Affaire Mila : "Je ne vois pas mon avenir", la jeune femme évoque son anxiété et sa déscolarisation

Une adolescente perdue et livrée à elle-même : voilà l’image que Mila a donné sur le plateau de C à vous mardi 15 juin 2021. Face à Anne-Elizabeth Lemoine, elle a expliqué son combat au quotidien pour tenter de retrouver une vie normale…
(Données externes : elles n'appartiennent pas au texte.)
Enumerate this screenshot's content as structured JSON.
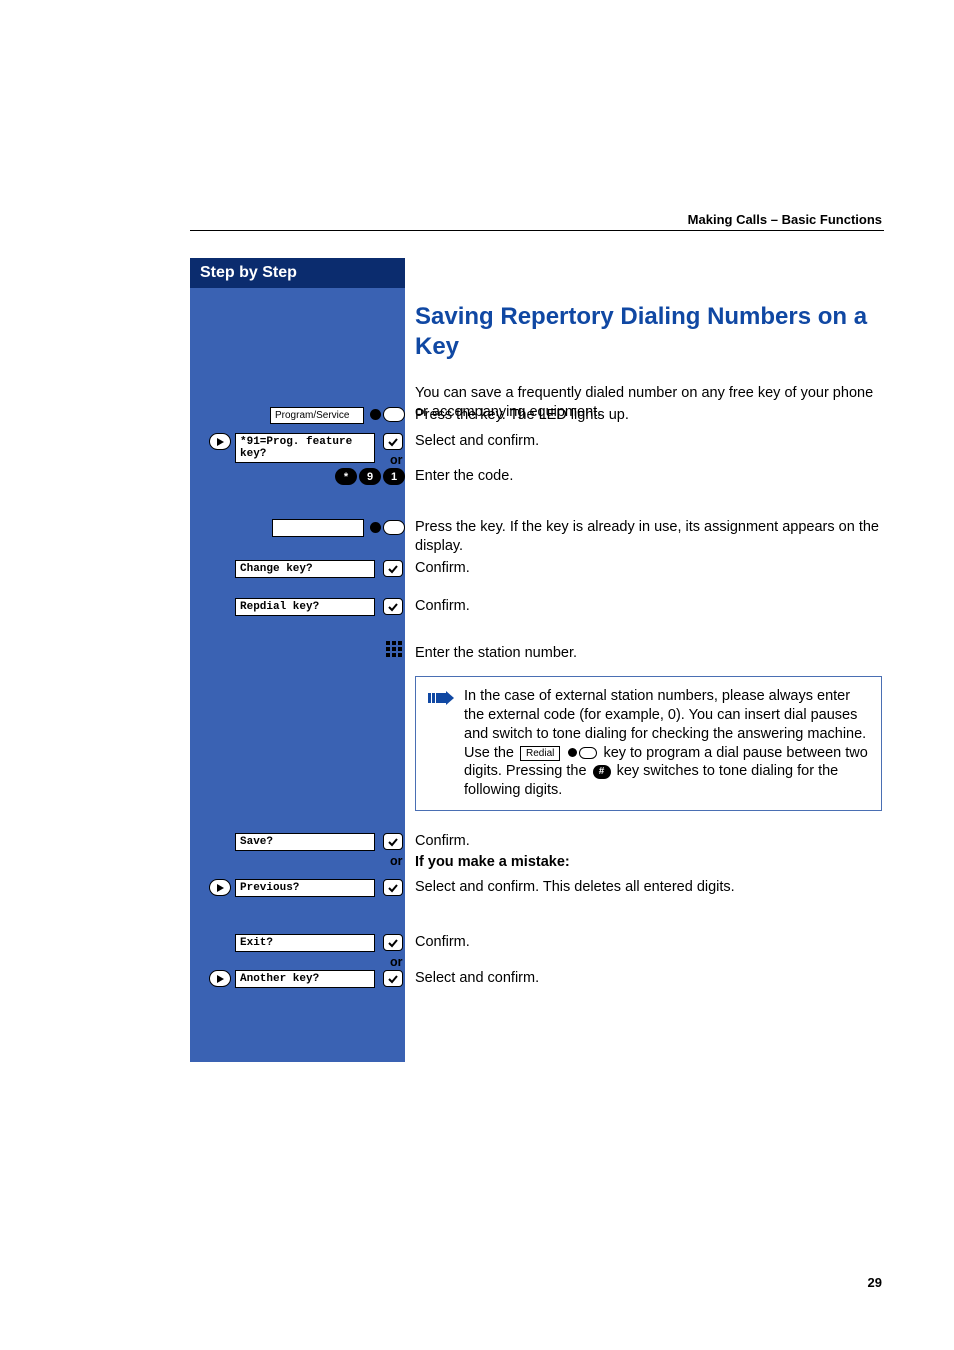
{
  "breadcrumb": "Making Calls – Basic Functions",
  "sidebar_title": "Step by Step",
  "heading": "Saving Repertory Dialing Numbers on a Key",
  "intro": "You can save a frequently dialed number on any free key of your phone or accompanying equipment.",
  "program_service_label": "Program/Service",
  "text_press_led": "Press the key. The LED lights up.",
  "prompt_prog_feature": "*91=Prog. feature key?",
  "text_select_confirm": "Select and confirm.",
  "or_label": "or",
  "code_keys": [
    "*",
    "9",
    "1"
  ],
  "text_enter_code": "Enter the code.",
  "text_press_key_inuse": "Press the key. If the key is already in use, its assignment appears on the display.",
  "prompt_change_key": "Change key?",
  "text_confirm": "Confirm.",
  "prompt_repdial_key": "Repdial key?",
  "text_enter_station": "Enter the station number.",
  "note": {
    "t1": "In the case of external station numbers, please always enter the external code (for example, 0). You can insert dial pauses and switch to tone dialing for checking the answering machine.",
    "t2a": "Use the",
    "redial_label": "Redial",
    "t2b": "key to program a dial pause between two digits. Pressing the",
    "t2c": "key switches to tone dialing for the following digits."
  },
  "prompt_save": "Save?",
  "mistake_heading": "If you make a mistake:",
  "prompt_previous": "Previous?",
  "text_select_confirm_delete": "Select and confirm. This deletes all entered digits.",
  "prompt_exit": "Exit?",
  "prompt_another_key": "Another key?",
  "page_number": "29"
}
  • Anne-Elisabeth Lemoine

Mila, jeune femme de 17 ans devenue la figure du cyber harcèlement après des critiques sur l’islam diffusé sur les réseaux sociaux, témoigne de son quotidien sous protection dans son livre Je suis le prix de votre liberté (ed. Grasset) qui sort le 16 juin 2021. Un livre qui porte un ton très grave dès les premières pages : “Quand vous lirez ces lignes, j’ignore si je serai encore vivante“, commence ainsi Mila. Mais l’écriture de cet ouvrage a beaucoup aidé la jeune femme : elle a ainsi pu se libérer de certains poids et poser des mots sur sa situation. “Malgré moi, je porte sur mes épaules le combat qu’un pays entier devrait mener : celui de la liberté d’expression. Devoir supporter un tel poids à mon âge, c’est révoltant. Je suis abandonnée par une nation fragile et lâche“, écrit-elle. Ainsi, la jeune femme s’est livrée sur son quotidien très compliqué sur le plateau de C à vous mardi 15 juin 2021 : “J’ai l’impression d’être une bête de foire, partout où je vais“. Heureusement, jusqu’à présent, elle n’a “encore subi aucune agression dans la rue“. Et elle l’affirme haut et fort aujourd’hui : elle n’a plus peur. “Si je pouvais sortir sans protection, je le ferais. J’ai appris à ne plus avoir peur.” Mais au-delà de ce quotidien pesant, c’est l’avenir qui inquiète le plus Mila. Elle a l’impression de n’en avoir aucun…

“Mon avenir est fermé”

En effet, Mila ne peut plus étudier dans aucun établissement, car elle se fait menacer par les élèves, et est donc déscolarisée. “Étant donné que, au niveau scolaire, tellement de portes me sont fermées… À un moment donné, on peut prendre du retard, mais prendre du retard à ce point, ce n’est pas possible à rattraper, il faut être réaliste“, assure la jeune femme qui a aujourd’hui 17 ans et devrait être en train de préparer son bac. “En fait, ce qu’il me fait paniquer, c’est que je ne vois plus mon avenir. Même les petits boulots ! Moi, j’ai toujours rêvé de faire des petits boulots mêmes ‘de merde’, quand on est étudiant, c’est sympa, c’est de l’expérience ! Travailler, en tant que serveuse, vendeuse, même chez McDo… Et puis je suis très à l’aise avec les gens à la base, j’ai toujours voulu travailler avec de la clientèle“, ajoute Mila. Mais aujourd’hui, toujours harcelée et menacée, elle ne va plus vers les gens, et est touchée par l’anxiété. Elle s’est vue changer, et cela l’effraie tout autant que d’avoir l’impression que son avenir ne se résume à rien : “Ce sont des portes qui se sont fermées. Et niveau scolaire, c’est fermé aussi“, se désole Mila.